Professional and realistic applications

  • drug: Extract the drug, dosage, timing, and link it to the source sentence. LangeXtract’s approach is powered by insights on research that accelerates medical information extraction and is directly applicable to the construction of clinical and radiological reports to improve clarity and support interoperability.
  • Finance and Law: Automatically extract relevant terms, terms or risks from dense legal or financial texts to ensure that each output can be traced back to its context.
  • Research and data mining: Simplified high-throughput extraction of thousands of scientific papers.

The team even offers a called Radextract To construct radiological reports – not only what is to be extracted, but also exactly where the information that appears in the original input appears.

How to compare LangeXtract

feature Traditional method LangeXtract method
Pattern consistency Usually manual/error-prone Enforced with instructions and a few examples
Results traceability Minimum All outputs are linked to input text
Extend to long text Window, damaged Block + parallel extraction, then aggregate
Visualization Habits, usually not present Built-in interactive HTML reports
deploy Rigid, model-specific Gemini – Open to other LLMs and locally

Anyway

langeXtract proposes a new era of extracting structured, actionable data from text – Delivery:

  • Declarative, interpretable extraction
  • Traceable results are supported by the source environment
  • Quick iteration of instant visualization
  • Easily integrate into any Python workflow

Check Github page and Technology Blog. Check out ours anytime Tutorials, codes and notebooks for github pages. Also, please stay tuned for us twitter And don’t forget to join us 100K+ ml reddit And subscribe Our newsletter.

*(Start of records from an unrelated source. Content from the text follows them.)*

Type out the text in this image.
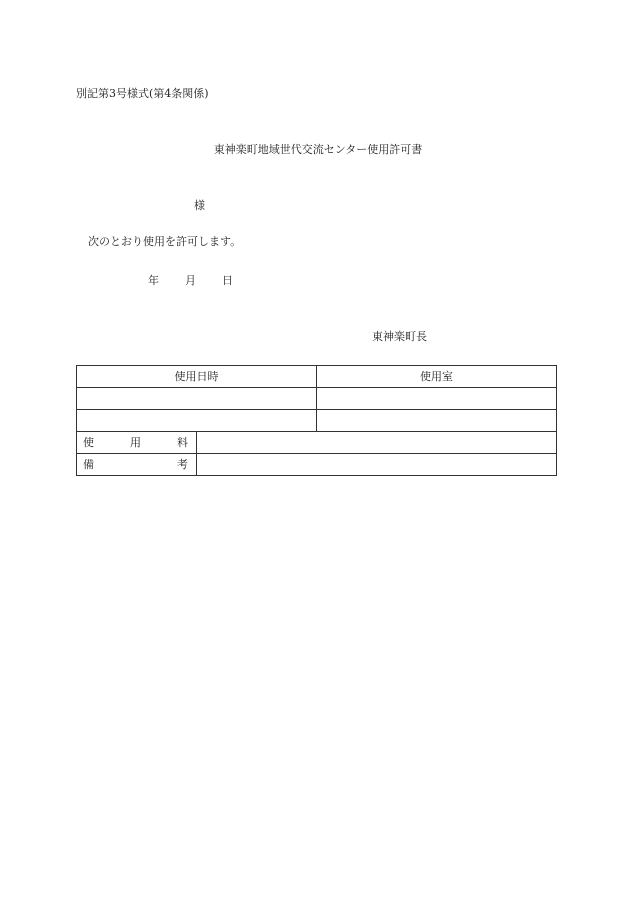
別記第3号様式(第4条関係)
東神楽町地域世代交流センター使用許可書
様
次のとおり使用を許可します。
年 月 日
東神楽町長
使用日時		使用室

使 用 料		

備 考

Asif Razzaq is CEO of Marktechpost Media Inc. As a visionary entrepreneur and engineer, ASIF is committed to harnessing the potential of artificial intelligence to achieve social benefits. His recent effort is to launch Marktechpost, an artificial intelligence media platform that has an in-depth coverage of machine learning and deep learning news that can sound both technically, both through technical voices and be understood by a wide audience. The platform has over 2 million views per month, demonstrating its popularity among its audience.